The Invisible Backbone of the Market

Long before “entrepreneurship” entered academic vocabulary, Burmese women were already practicing it daily. In pre-modern Myanmar, the “zei the” or စျေးသည်” stood at the center of the informal economy, quietly sustaining households and circulating capital. Women dominated local markets, selling rice, vegetables, fish, textiles, and daily necessities. Markets were not side jobs but for some, primary income sources. Their labour was not ceremonial nor symbolic but, it was economic power exercised through trade, negotiation, and financial decision making. All without fancy finance degrees. 

Traditionally, Burmese women controlled the household money, deciding spending, savings, loans, and investments, while men often earned wages. Traditional Burmese society afforded women a degree of financial autonomy uncommon in many neighbouring cultures. As one colonial era observation noted, Burmese women “commonly manage the family purse and conduct trade in their own name”. Earnings from the marketplace were reinvested into family welfare, education, land, and livestock. Creating an early form of household capital allocation.

Markets functioned as decentralized financial systems. Without formal banks, the “zei the” relied on rotating credit, trust based lending, loans and price arbitrage. A woman buying rice cheaply after harvest and selling it months later at higher prices practiced temporal arbitrage, even if she never named it so. Risk management can be seen in diversification of some shops, selling multiple goods, maintaining customers, and spreading labour among family members. It’s not rare to see most zei the with their kids as helpers. These practices mirror modern microfinance principles, yet they emerged organically, rooted in necessity rather than theory. 

Crucially, economic participation also translated into social influence. Market women negotiated with suppliers, customers, and market officials, cultivating soft power through reputation and reliability. Their authority extended into the household, where financial literacy translated into decision making power. This challenges the assumption that pre modern Burmese women were confined to domestic spheres. Instead, the domestic and the economic were deeply intertwined.

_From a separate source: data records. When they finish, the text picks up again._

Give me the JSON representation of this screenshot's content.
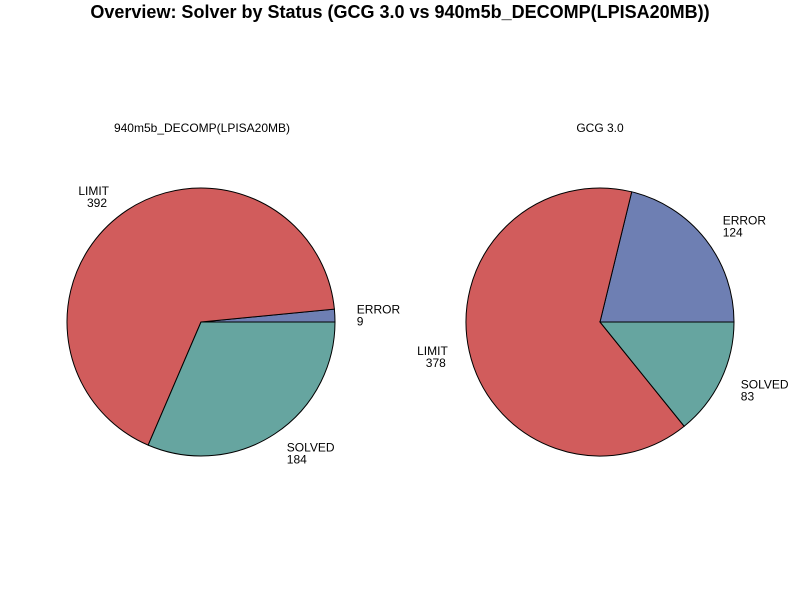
{
  "title": "Overview: Solver by Status (GCG 3.0 vs 940m5b_DECOMP(LPISA20MB))",
  "colors": {
    "ERROR": "#6e7fb3",
    "LIMIT": "#d15c5c",
    "SOLVED": "#66a5a0"
  },
  "chart_data": [
    {
      "type": "pie",
      "title": "940m5b_DECOMP(LPISA20MB)",
      "slices": [
        {
          "label": "ERROR",
          "value": 9
        },
        {
          "label": "LIMIT",
          "value": 392
        },
        {
          "label": "SOLVED",
          "value": 184
        }
      ]
    },
    {
      "type": "pie",
      "title": "GCG 3.0",
      "slices": [
        {
          "label": "ERROR",
          "value": 124
        },
        {
          "label": "LIMIT",
          "value": 378
        },
        {
          "label": "SOLVED",
          "value": 83
        }
      ]
    }
  ]
}
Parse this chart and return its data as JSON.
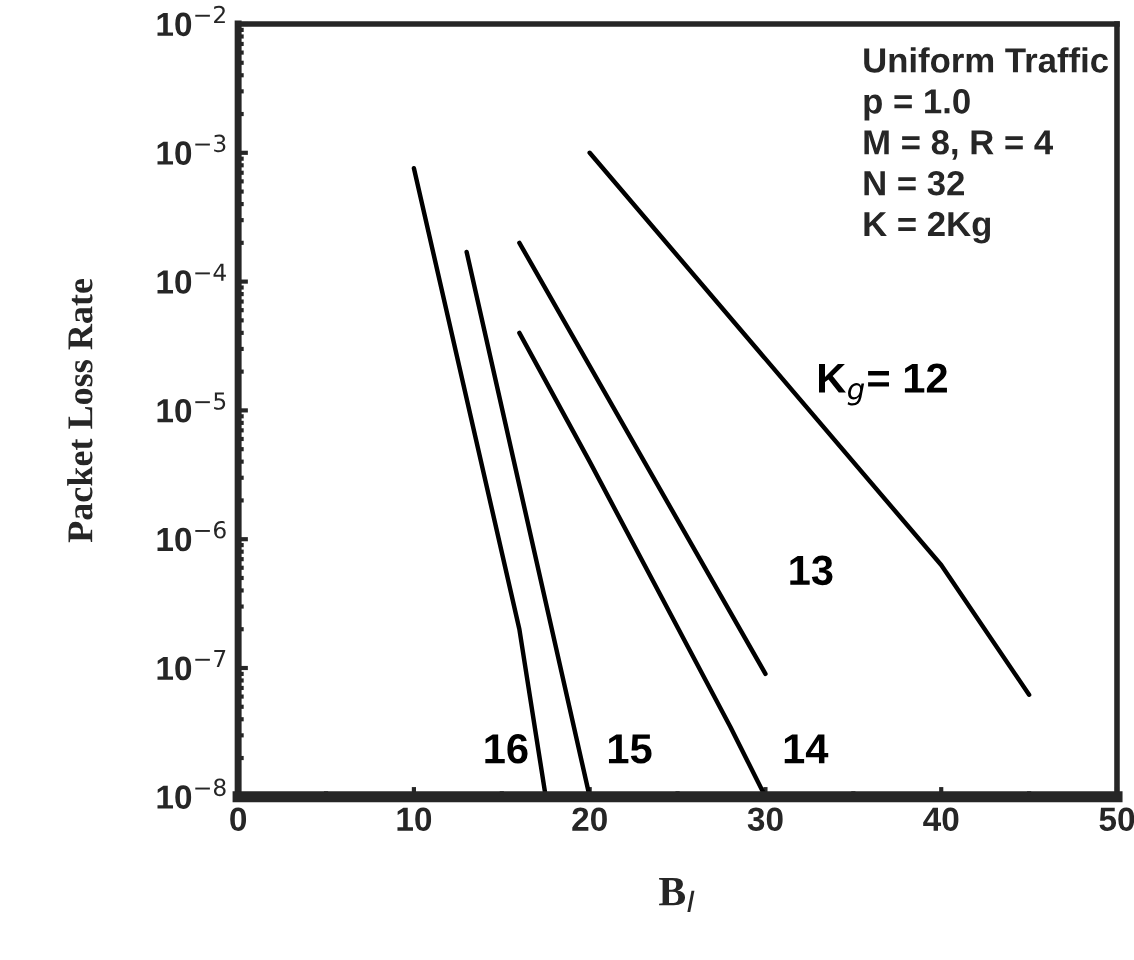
{
  "chart_data": {
    "type": "line",
    "xlabel": "B$_{I}$",
    "ylabel": "Packet Loss Rate",
    "log": "y",
    "series": [
      {
        "name": "K$_{g}$= 12",
        "color": "#000000",
        "x": [
          20,
          40,
          45
        ],
        "values": [
          0.001,
          6.3e-07,
          6.2e-08
        ]
      },
      {
        "name": "13",
        "color": "#000000",
        "x": [
          16,
          30
        ],
        "values": [
          0.0002,
          9e-08
        ]
      },
      {
        "name": "14",
        "color": "#000000",
        "x": [
          16,
          20,
          28,
          30
        ],
        "values": [
          4e-05,
          4e-06,
          3.5e-08,
          1e-08
        ]
      },
      {
        "name": "15",
        "color": "#000000",
        "x": [
          13,
          20
        ],
        "values": [
          0.00017,
          1e-08
        ]
      },
      {
        "name": "16",
        "color": "#000000",
        "x": [
          10,
          16,
          17.5
        ],
        "values": [
          0.00076,
          2e-07,
          1e-08
        ]
      }
    ],
    "xlim": [
      0,
      50
    ],
    "xticks": [
      0,
      10,
      20,
      30,
      40,
      50
    ],
    "ylim": [
      1e-08,
      0.01
    ],
    "yticks": [
      {
        "value": 1e-08,
        "label": "10$^{−8}$"
      },
      {
        "value": 1e-07,
        "label": "10$^{−7}$"
      },
      {
        "value": 1e-06,
        "label": "10$^{−6}$"
      },
      {
        "value": 1e-05,
        "label": "10$^{−5}$"
      },
      {
        "value": 0.0001,
        "label": "10$^{−4}$"
      },
      {
        "value": 0.001,
        "label": "10$^{−3}$"
      },
      {
        "value": 0.01,
        "label": "10$^{−2}$"
      }
    ],
    "grid": false,
    "legend": false,
    "marker": "none",
    "line_style": "solid",
    "annotations": [
      "Uniform Traffic",
      "p = 1.0",
      "M = 8, R = 4",
      "N = 32",
      "K = 2Kg"
    ]
  }
}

Economics Without Recognition

Despite their importance, the “zei the” rarely appear in formal economic histories. This omission reflects a broader bias that economies are remembered through institutions, not individuals. Especially not women operating outside official structures. Yet informal economies often account for the majority of economic activity in agrarian societies. The “zei the” acted as shock absorbers during crop failures, political instability, and seasonal shortages. 

From a macroeconomic perspective, their role supported price stability and resource distribution. Markets connected rural producers to urban consumers, reducing waste and smoothing supply. When women managed income, spending tended to prioritize long-term welfare, a pattern still supported by development economics today. 

The legacy of the “zei the” complicates modern narratives that frame women’s economic empowerment as a recent achievement. Burmese women did not wait for policy reforms or NGOs to enter markets, they built great economic systems long before formal recognition followed. What changed over time was not their participation, but society’s willingness to name it as economic power. 

Understanding these women as pillars of the market economy reframes Myanmar’s past. It reveals an economy upheld not only by rulers and trade routes, but by women counting coins, extending credit, and loans. Their everyday survival is something modern economics learn. 


Patricia
Mandalay, Myanmar

Citations and references

• M. Satish Kumar, “The Census and Women’s Work in Rangoon”, 1872–1931, Journal of Historical Geography 32, no. 2

• Daw Mya Sein. “Women in Burma”, The Atlantic, Atlantic Magazine, February 1958 

• Samantha Michaels, “The Ladies,” The Irrawaddy Magazine, January 13, 2014.